Читать «Жизнь и необычайные приключения писателя Войновича (рассказанные им самим)» онлайн - страница 29

Владимир Николаевич Войнович

Горький сказал: «Всем хорошим во мне я обязан книгам». Я вообще всем обязан книгам. Так сложилась жизнь, что книги стали практически единственным доступным мне видом искусства (к кино я приобщился позднее). До переезда в Москву в 24 года я в провинции и в армии видел несколько самодеятельных концертов (песни, пляски, «художественное» чтение и «художественный» свист), пять-шесть спектаклей драмтеатров, самодеятельных и убогих, но ни разу не был в опере, в балете, в оперетте, не слушал классическую музыку, не знал никаких музеев, кроме краеведческих, с черепками, ржавыми пиками и кольчугами и портретами местных героев социалистического труда.

Но, поглощая книги в большом количестве, я развил в себе способность партитурного чтения. Скользя взглядом по странице снизу вверх, я как бы сканировал ее и закладывал в память. При этом запоминал все подробности и особо понравившиеся фразы, хотя взгляда на них не задерживал.

За четыре года солдатчины я эту способность навсегда утратил.

В армии, даже мирной, время от отбоя до подъема расписано по минутам. Только раскроешь книжку — команда: «Выходи строиться!» В столовой читать нельзя, в постели тем более. На посту некоторые ухитрялись, но у меня не получалось. Поэтому хотя я и почитывал что-то время от времени, но прежнего удовольствия, прежней страсти уже не испытывал, за одним-единственным исключением.

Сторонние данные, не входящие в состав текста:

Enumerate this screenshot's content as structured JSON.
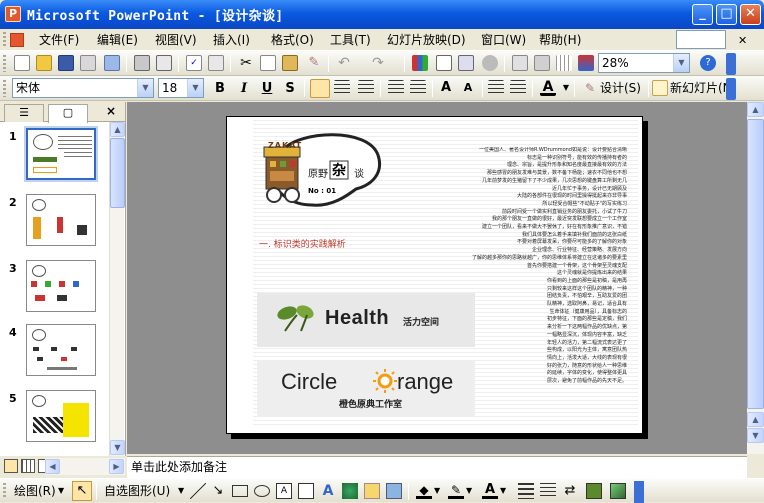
{
  "window": {
    "title": "Microsoft PowerPoint - [设计杂谈]",
    "app_icon": "powerpoint-icon"
  },
  "window_controls": {
    "minimize": "_",
    "maximize": "□",
    "close": "✕"
  },
  "menu": [
    "文件(F)",
    "编辑(E)",
    "视图(V)",
    "插入(I)",
    "格式(O)",
    "工具(T)",
    "幻灯片放映(D)",
    "窗口(W)",
    "帮助(H)"
  ],
  "standard_toolbar": {
    "zoom": "28%"
  },
  "formatting_toolbar": {
    "font": "宋体",
    "size": "18",
    "bold": "B",
    "italic": "I",
    "underline": "U",
    "shadow": "S",
    "design_label": "设计(S)",
    "new_slide_label": "新幻灯片(N)"
  },
  "slide_pane": {
    "tab_outline": "☰",
    "tab_slides": "▢",
    "close": "×",
    "slides": [
      {
        "num": "1"
      },
      {
        "num": "2"
      },
      {
        "num": "3"
      },
      {
        "num": "4"
      },
      {
        "num": "5"
      }
    ],
    "selected": 1
  },
  "slide": {
    "header_sign": "ZAKAT",
    "title_left": "原野",
    "title_center": "杂",
    "title_right": "谈",
    "issue": "No : 01",
    "section_heading": "一. 标识类的实践解析",
    "body_lines": [
      "一位美国人、著名设计师R.WDrummond如是说：设计要贴合清晰",
      "标志是一种识别符号，能有效的传播持有者的",
      "理念、宗旨，是提升形象和知名度最直接最有效的方法",
      "那些感冒的朋友发难与莫景，数不备下杨能；速衣不同他也不想",
      "几年前梦发的生猪留下了不少成果，几次思想的键盘算工所剩无几",
      "近几年忙于事务，设计已无期顾及",
      "大陆的各部件在很现的时间里操得挺起来亦非导事",
      "所以轻受合帽些\"不动贴子\"的写实练习",
      "前段时间受一个做实利直销业务的朋友委托，小试了牛刀",
      "我的那个朋友一直做的很好，最近突发联想要成立一个工作室",
      "建立一个团队，看来不做大不罢休了，好在有形象推广意识，不错",
      "我们具体要怎么着手来填补我们面前的这张白纸",
      "不要对着屏幕发呆，你要尽可能多的了解你的对象",
      "企业理念、行业特征、经营策略、发展方向",
      "了解的越多那你的思路就越广，你的思维体系将建立在这诸多的要素里",
      "首先你要搭建一个骨架，这个骨架至灵魂支配",
      "这个灵魂就是你提炼出来的结果",
      "你看到的上面的那些是初稿，是用再",
      "只剩较来这样这个团队的精神，一种",
      "团结负责，不怕艰辛，互助友爱的团",
      "队精神，选取阿鼻，易记，适合具有",
      "生命体征（健康用品），具备标志的",
      "初步特征，下面的那些是定稿，我们",
      "来分析一下这两幅作品的优缺点，第",
      "一幅略显深沉，体现内容丰富，缺乏",
      "年轻人的活力，第二幅流式表达更了",
      "些构成，以阳光为主体，寓意团队热",
      "情向上，活泼大适，大线的表现有很",
      "好的张力，随意的形状给人一种思维",
      "的延续，字体的变化，使得整体更具",
      "层次，避免了前幅作品的先天不足。"
    ],
    "logo1_text": "Health",
    "logo1_sub": "活力空间",
    "logo2_text_a": "Circle",
    "logo2_text_b": "range",
    "logo2_sub": "橙色原典工作室"
  },
  "notes_placeholder": "单击此处添加备注",
  "drawing_toolbar": {
    "draw_label": "绘图(R)",
    "autoshape_label": "自选图形(U)"
  },
  "colors": {
    "title_bar": "#0A5AE0",
    "workspace": "#8E8E8E",
    "selection": "#316AC5",
    "accent_red": "#C0392B",
    "orange": "#F39C12"
  }
}
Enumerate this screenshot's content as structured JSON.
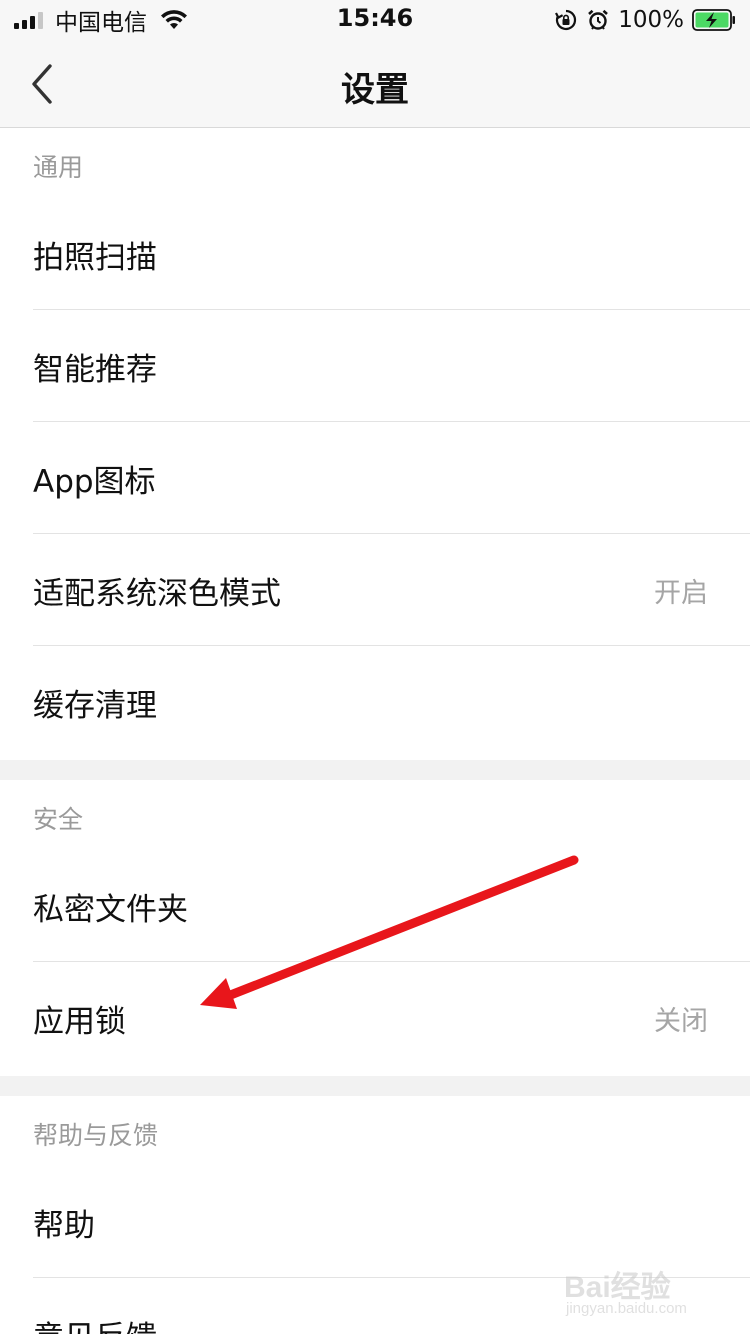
{
  "status_bar": {
    "carrier": "中国电信",
    "time": "15:46",
    "battery_percent": "100%",
    "icons": [
      "signal-icon",
      "wifi-icon",
      "rotation-lock-icon",
      "alarm-icon",
      "battery-charging-icon"
    ]
  },
  "nav": {
    "title": "设置",
    "back_icon": "chevron-left-icon"
  },
  "sections": {
    "general": {
      "header": "通用",
      "items": [
        {
          "label": "拍照扫描",
          "value": ""
        },
        {
          "label": "智能推荐",
          "value": ""
        },
        {
          "label": "App图标",
          "value": ""
        },
        {
          "label": "适配系统深色模式",
          "value": "开启"
        },
        {
          "label": "缓存清理",
          "value": ""
        }
      ]
    },
    "security": {
      "header": "安全",
      "items": [
        {
          "label": "私密文件夹",
          "value": ""
        },
        {
          "label": "应用锁",
          "value": "关闭"
        }
      ]
    },
    "help": {
      "header": "帮助与反馈",
      "items": [
        {
          "label": "帮助",
          "value": ""
        },
        {
          "label": "意见反馈",
          "value": ""
        }
      ]
    }
  },
  "annotation": {
    "arrow_color": "#e8161b"
  },
  "watermark": {
    "brand": "Bai经验",
    "url": "jingyan.baidu.com"
  }
}
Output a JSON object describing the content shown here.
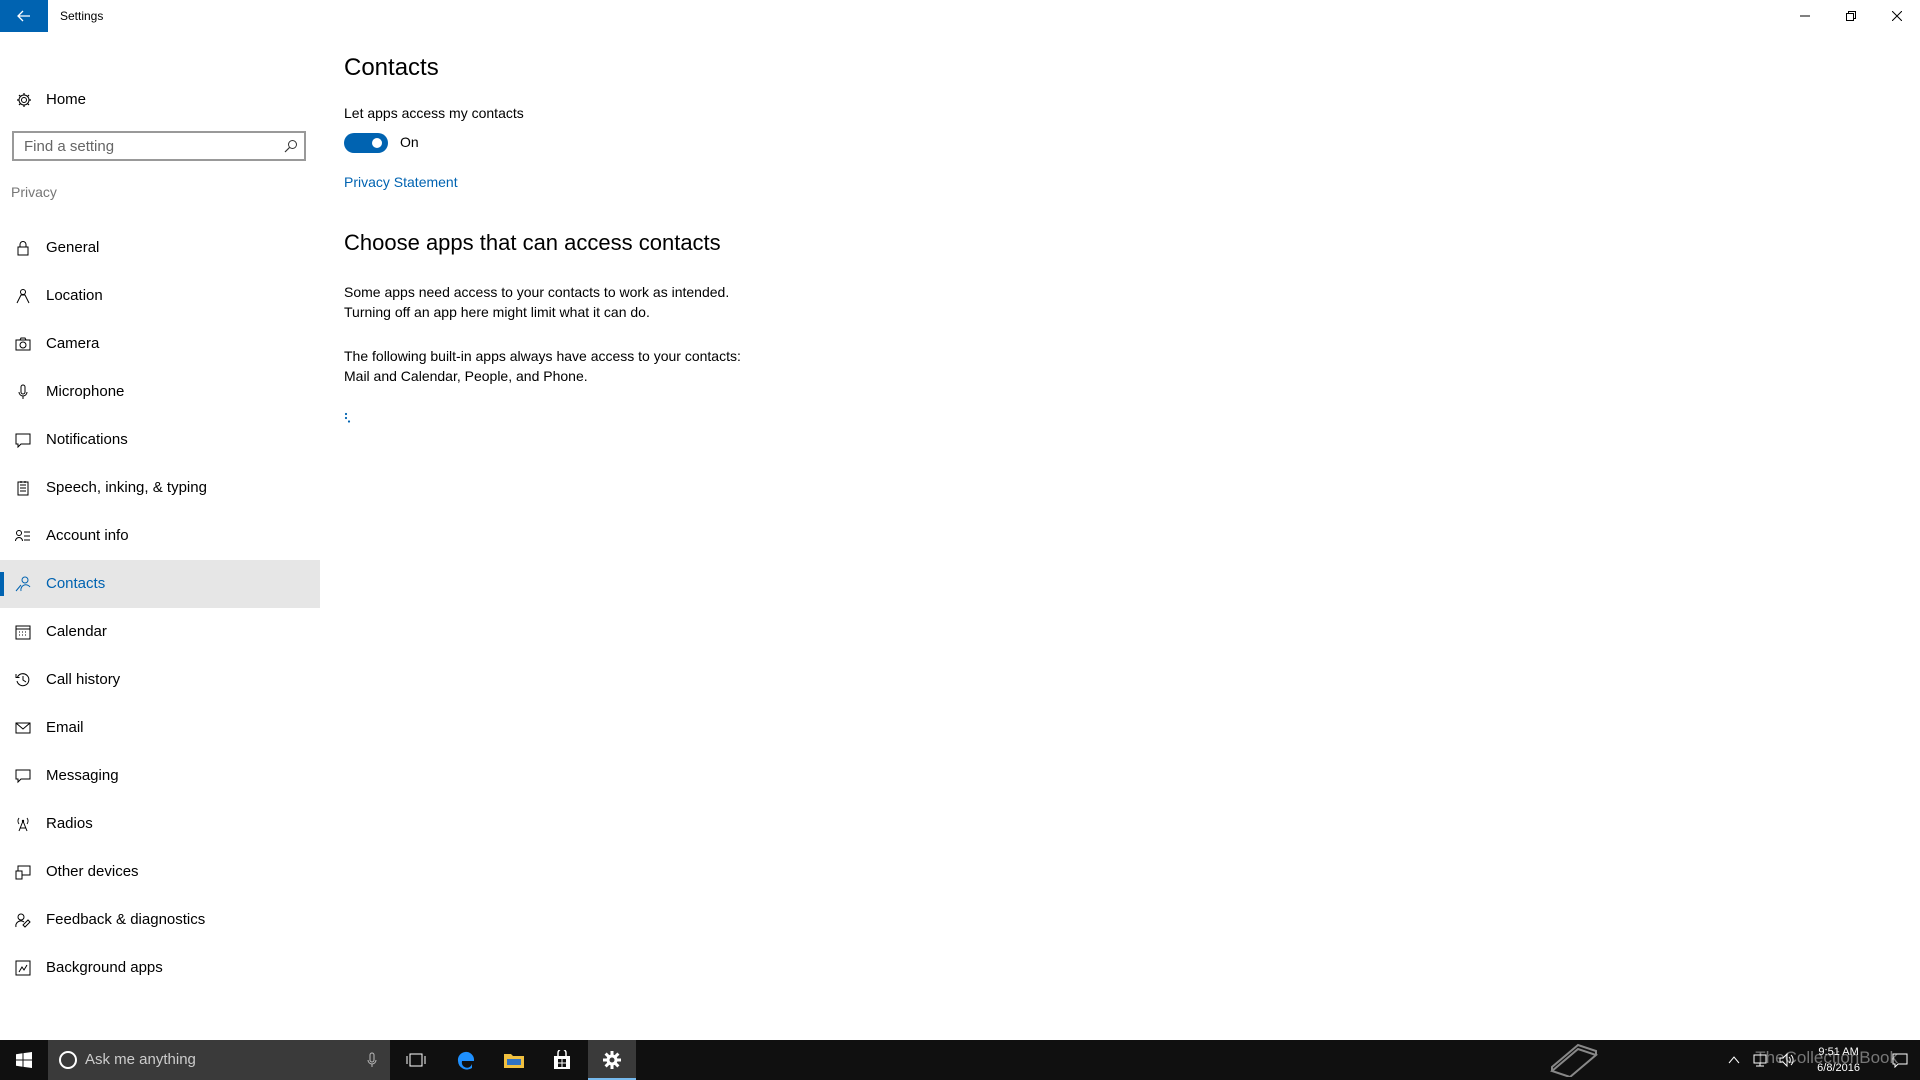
{
  "window": {
    "title": "Settings"
  },
  "sidebar": {
    "home_label": "Home",
    "search_placeholder": "Find a setting",
    "section_label": "Privacy",
    "items": [
      {
        "label": "General",
        "icon": "lock-icon"
      },
      {
        "label": "Location",
        "icon": "location-icon"
      },
      {
        "label": "Camera",
        "icon": "camera-icon"
      },
      {
        "label": "Microphone",
        "icon": "microphone-icon"
      },
      {
        "label": "Notifications",
        "icon": "notifications-icon"
      },
      {
        "label": "Speech, inking, & typing",
        "icon": "speech-icon"
      },
      {
        "label": "Account info",
        "icon": "account-info-icon"
      },
      {
        "label": "Contacts",
        "icon": "contacts-icon",
        "active": true
      },
      {
        "label": "Calendar",
        "icon": "calendar-icon"
      },
      {
        "label": "Call history",
        "icon": "history-icon"
      },
      {
        "label": "Email",
        "icon": "email-icon"
      },
      {
        "label": "Messaging",
        "icon": "messaging-icon"
      },
      {
        "label": "Radios",
        "icon": "radio-tower-icon"
      },
      {
        "label": "Other devices",
        "icon": "devices-icon"
      },
      {
        "label": "Feedback & diagnostics",
        "icon": "feedback-icon"
      },
      {
        "label": "Background apps",
        "icon": "background-apps-icon"
      }
    ]
  },
  "main": {
    "title": "Contacts",
    "toggle_label": "Let apps access my contacts",
    "toggle_state": "On",
    "toggle_on": true,
    "privacy_link": "Privacy Statement",
    "section_title": "Choose apps that can access contacts",
    "para1_line1": "Some apps need access to your contacts to work as intended.",
    "para1_line2": "Turning off an app here might limit what it can do.",
    "para2_line1": "The following built-in apps always have access to your contacts:",
    "para2_line2": "Mail and Calendar, People, and Phone."
  },
  "taskbar": {
    "search_placeholder": "Ask me anything",
    "time": "9:51 AM",
    "date": "6/8/2016",
    "watermark": "TheCollectionBook"
  },
  "colors": {
    "accent": "#0063b1",
    "taskbar": "#101010",
    "selected_bg": "#e6e6e6"
  }
}
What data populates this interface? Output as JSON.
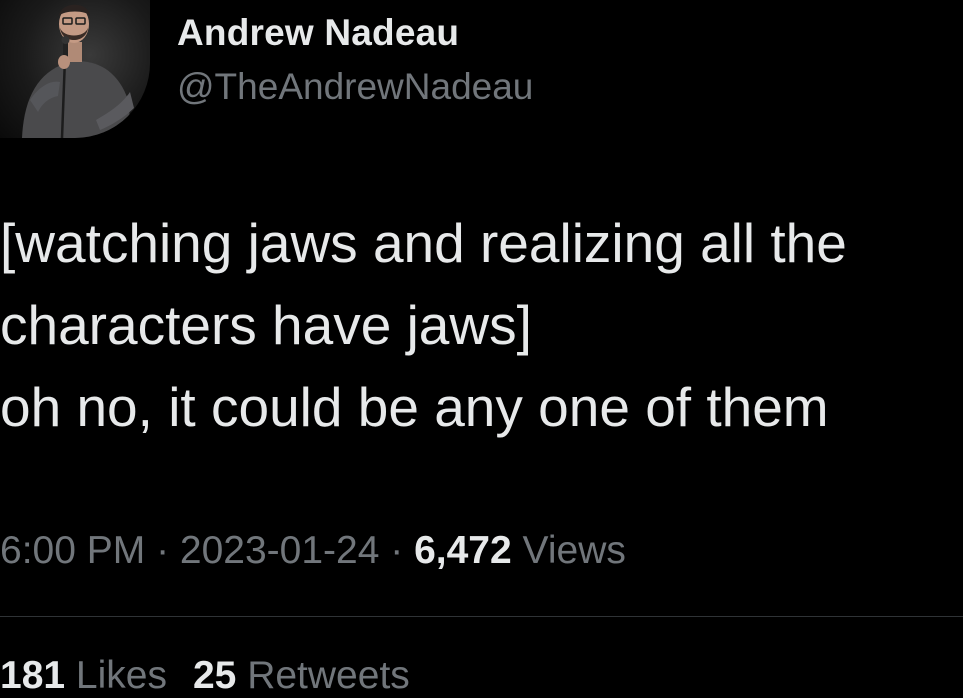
{
  "author": {
    "display_name": "Andrew Nadeau",
    "handle": "@TheAndrewNadeau",
    "avatar_icon": "profile-photo-comedian-with-microphone"
  },
  "tweet": {
    "lines": [
      "[watching jaws and realizing all the",
      "characters have jaws]",
      "oh no, it could be any one of them"
    ]
  },
  "meta": {
    "time": "6:00 PM",
    "separator": " · ",
    "date": "2023-01-24",
    "views_count": "6,472",
    "views_label": "Views"
  },
  "stats": {
    "likes_count": "181",
    "likes_label": "Likes",
    "retweets_count": "25",
    "retweets_label": "Retweets"
  },
  "colors": {
    "background": "#000000",
    "primary_text": "#e7e9ea",
    "secondary_text": "#71767b",
    "divider": "#2f3336"
  }
}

Как-то после наряда по кухне я был освобожден от занятий и целый день пролежал в казарме, прочтя подряд «Милого друга» и «Жизнь» Ги де Мопассана.

Мужики и утята

Теперь я должен рассказать вам, как научился плавать. Я заходил в пруд до подбородка и, опустив лицо в воду, плыл к берегу. Потом стал плавать от берега, пока дыхания хватало. Потом от одного берега до другого. Плаванье стало для меня невероятной радостью, пока не случилось событие, ставшее для меня большим, на всю жизнь, потрясением. В то утро после завтрака я бежал к пруду, когда увидел картину, которую много лет не мог забыть. Местные мужики набрели в кустах на выводок диких утят и стали бить их палками. Утята на неуклюжих лапках пытались бежать, взмахивали еще бессильными крылышками, пищали, падали, опять поднимались и падали, а мужики с радостным гоготом и не соответствующими радости озверелыми лицами бежали за ними и били их палками. Утка-мать с криком кидалась под палки. Мужики весело ее отгоняли, видно, особое удовольствие доставляло им ее беспомощное отчаяние. Утку они отгоняли, а утят продолжали бить. И, лишь покончив с ними, забили и мать. Она-то была сильная, могла улететь, но не улетела…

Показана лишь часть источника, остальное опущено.